Amy Crews Cutts, deputy chief economist for Freddie Mac, attributes the shift to 2003's historically low interest rates (5.21 percent for a 30-year fixed-rate mortgage in mid-June), which led homeowners to prioritize low monthly payments over cashing out their equity. And, given that these homeowners were refinancing relatively young mortgages (the refinanced loans had a median age of 1.8 years, the second lowest age in the past three years), they may already have taken out whatever equity they wanted.
Now, rising interest rates are affecting the mortgage market in other ways. With 30-year fixed rates pushing 6 percent in early August, refinancing demand has slowed. The level of refinance applications has dropped to one-third of what it was in May and June. The Mortgage Bankers Association of America (MBAA) has revised its origination projections to $3.2 trillion (down from $3.4 trillion) in 2003, solely because of declines in refinance applications.
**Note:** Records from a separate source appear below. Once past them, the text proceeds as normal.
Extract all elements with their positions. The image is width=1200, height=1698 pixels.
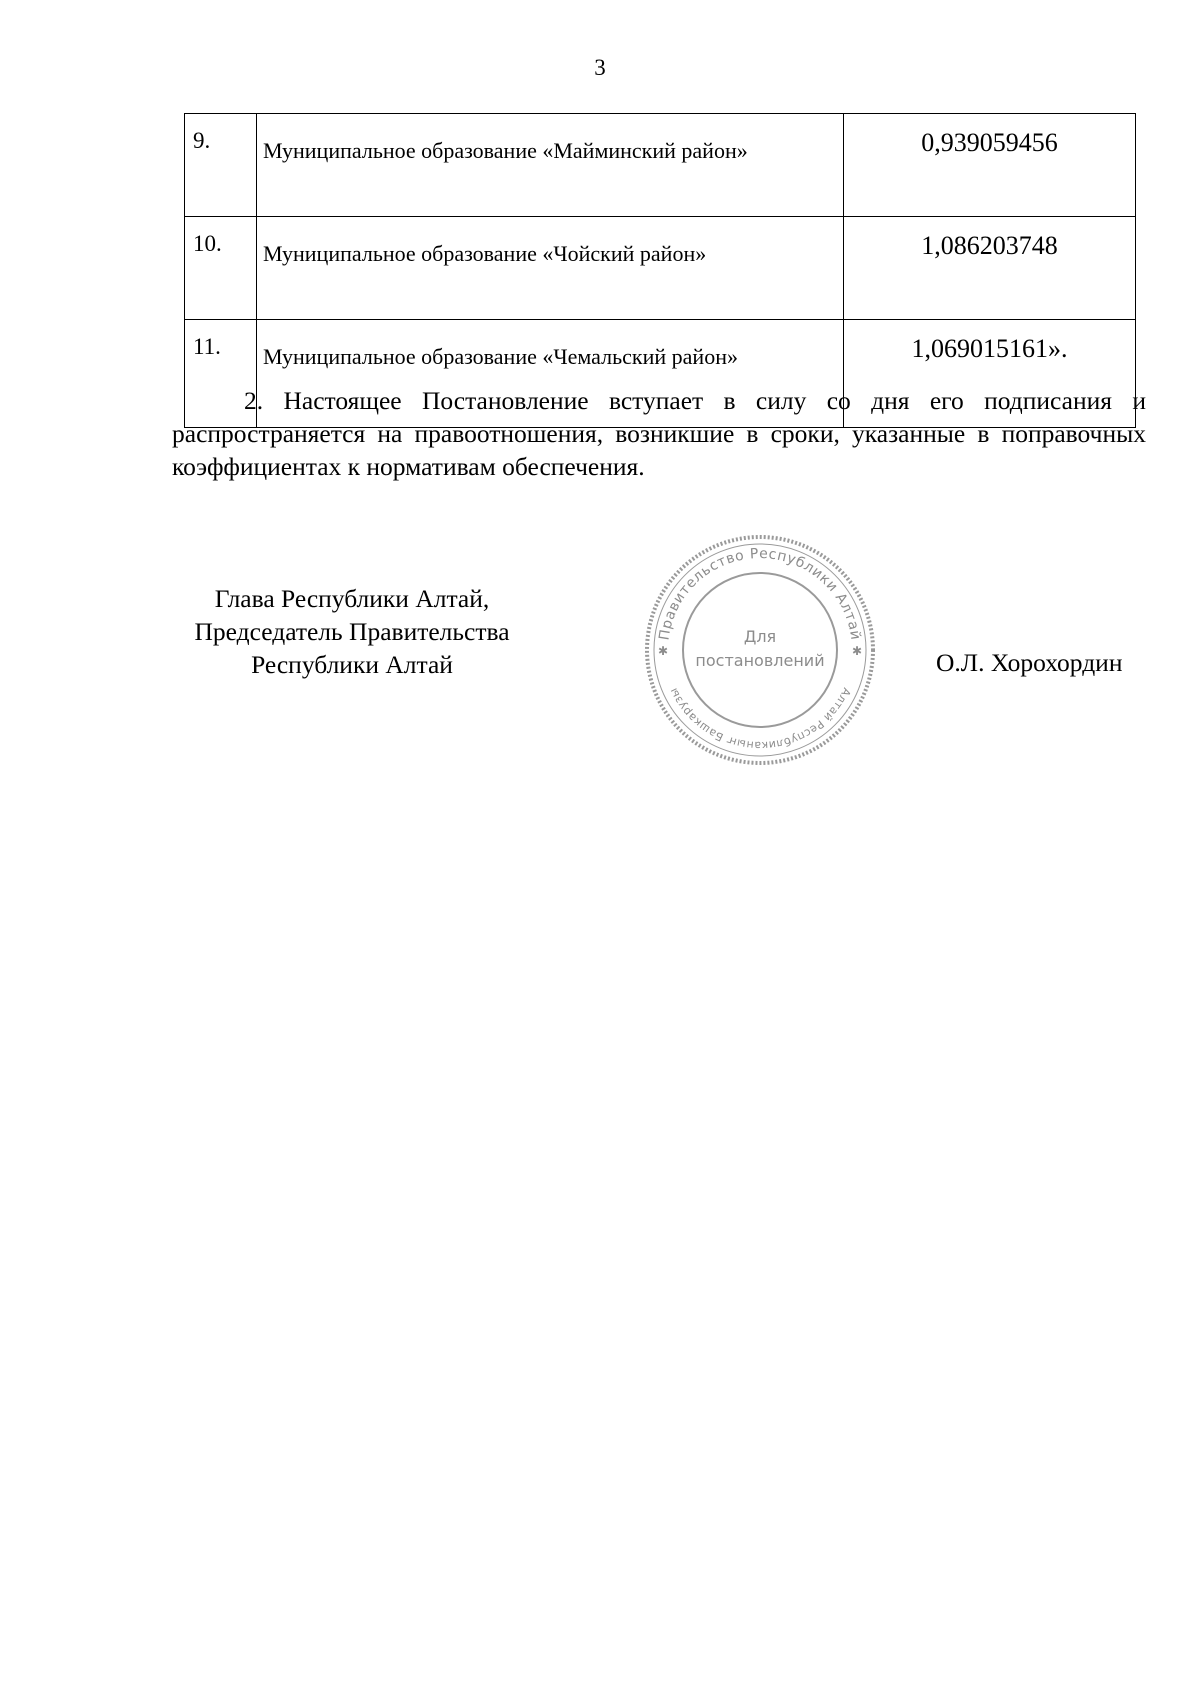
seal-star-right: ✱	[851, 644, 863, 658]
seal-center-line-1: Для	[743, 627, 777, 646]
official-seal	[640, 530, 880, 770]
coefficient-value: 1,086203748	[844, 217, 1136, 320]
seal-outer-ring	[647, 537, 873, 763]
table-row	[185, 217, 1136, 320]
municipality-name: Муниципальное образование «Чойский район»	[257, 217, 844, 320]
signatory-name: О.Л. Хорохордин	[936, 648, 1123, 677]
row-number: 9.	[185, 114, 257, 217]
municipality-name: Муниципальное образование «Чемальский район»	[257, 320, 844, 428]
seal-top-text: Правительство Республики Алтай	[656, 545, 864, 642]
seal-outer-ring-inner-edge	[654, 544, 866, 756]
coefficient-value: 1,069015161».	[844, 320, 1136, 428]
page-number: 3	[594, 55, 606, 80]
signatory-title-line: Республики Алтай	[251, 650, 453, 679]
table-row	[185, 114, 1136, 217]
seal-center-line-2: постановлений	[695, 651, 825, 670]
signatory-title-line: Глава Республики Алтай,	[214, 584, 490, 613]
coefficient-value: 0,939059456	[844, 114, 1136, 217]
coefficients-table	[184, 113, 1136, 428]
municipality-name: Муниципальное образование «Майминский район»	[257, 114, 844, 217]
signatory-title	[172, 582, 532, 681]
signatory-title-line: Председатель Правительства	[194, 617, 510, 646]
seal-bottom-text: Алтай Республиканыҥ Башкарузы	[666, 685, 854, 753]
effective-date-paragraph: 2. Настоящее Постановление вступает в силу со дня его подписания и распространяется на правоотношения, возникшие в сроки, указанные в поправочных коэффициентах к нормативам обеспечения.	[172, 386, 1146, 481]
row-number: 10.	[185, 217, 257, 320]
seal-inner-ring	[683, 573, 837, 727]
seal-star-left: ✱	[657, 644, 669, 658]
row-number: 11.	[185, 320, 257, 428]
But Cutts says the activity hasn't dropped as far as she expected, as latecomers do their best to drop their house payments while rates are still historically low. "Refinances only got killed at the 30-year fixed rate, which got relatively expensive," she says. "There's still room to refinance" with ARM, hybrid ARM, and 15-year mortgages, all of which offer lower interest rates than 30-year loans.
Borrowers are thinking the same thing. The share of mortgage loans that are adjustable rate mortgages (ARMs), after hovering in the mid-teens for most of 2003, has spiked to 23 percent. "In terms of dollar volume, ARMs could be as much as one-third" of total originations, says Jay Brinkmann, MBAA's vice president of research and economics.